Onambalam is a small inland fishing and trading harbour in Kumbalam, Kollam, India on the shore of Ashtamudi lake. With improvements in road transport its prominence has reduced after 1980s and now it is used as a fish market and a harbour for small inland fishing vessels. A boat race was organized from here during 28th day of Onam every year in the past but has not been conducted in recent years.

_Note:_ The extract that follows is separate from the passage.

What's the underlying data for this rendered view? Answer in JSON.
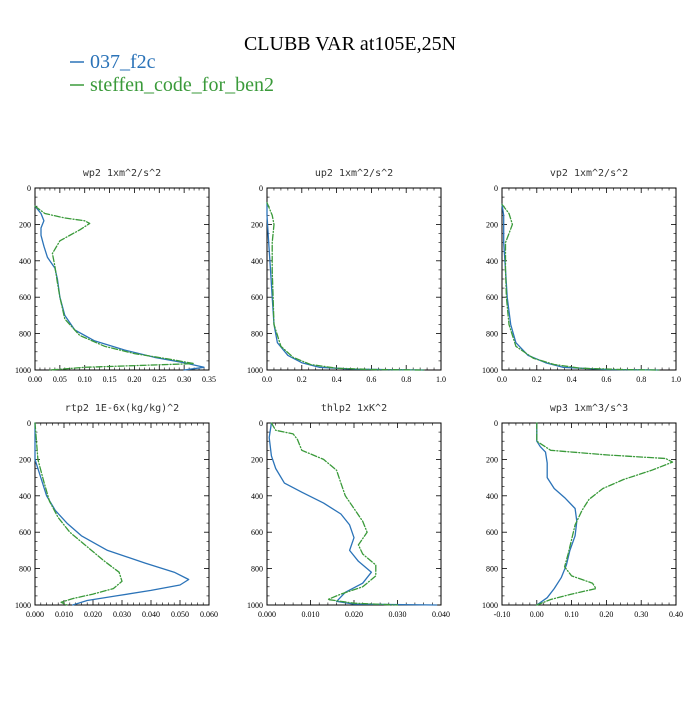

The harbour land is owned by St. Michael's Church and features a grotto of Mother Mary; a scenic view of Ashtamudi lake is possible from here.

== History ==

The name Onambalam is derived from two Malayalam words: ഒന്നു (onnu—one) and അമ്പലം (ambalam—temple). The area got its name since it is one mile away from Chittumala Durga Devi Temple. It was an important coir and cashew trading centre, and there was boat service to Kollam originating here. As inland water transport lost prominence the harbour was abandoned, but certain steps are made to improve inland navigation. A new boat jetty was built by Kollam District Tourism Promotion Council and District Panchayat. A shrine to Our lady Help of Christians is situated in Onambalam Landing Centre, built by Salesians of Donbosco priests who served in Kumbalam parish. Onambalam is a tourism destination near Kollam Technopark located in Kundara. The nearest railway station is Kundara, which is 13 km from Kollam. Onambalam can be reached by road from Kundara or Chittumala.

== Recent developments ==

A new small boat jetty has been constructed here as part of the Ashtamudi Tourism Circuit.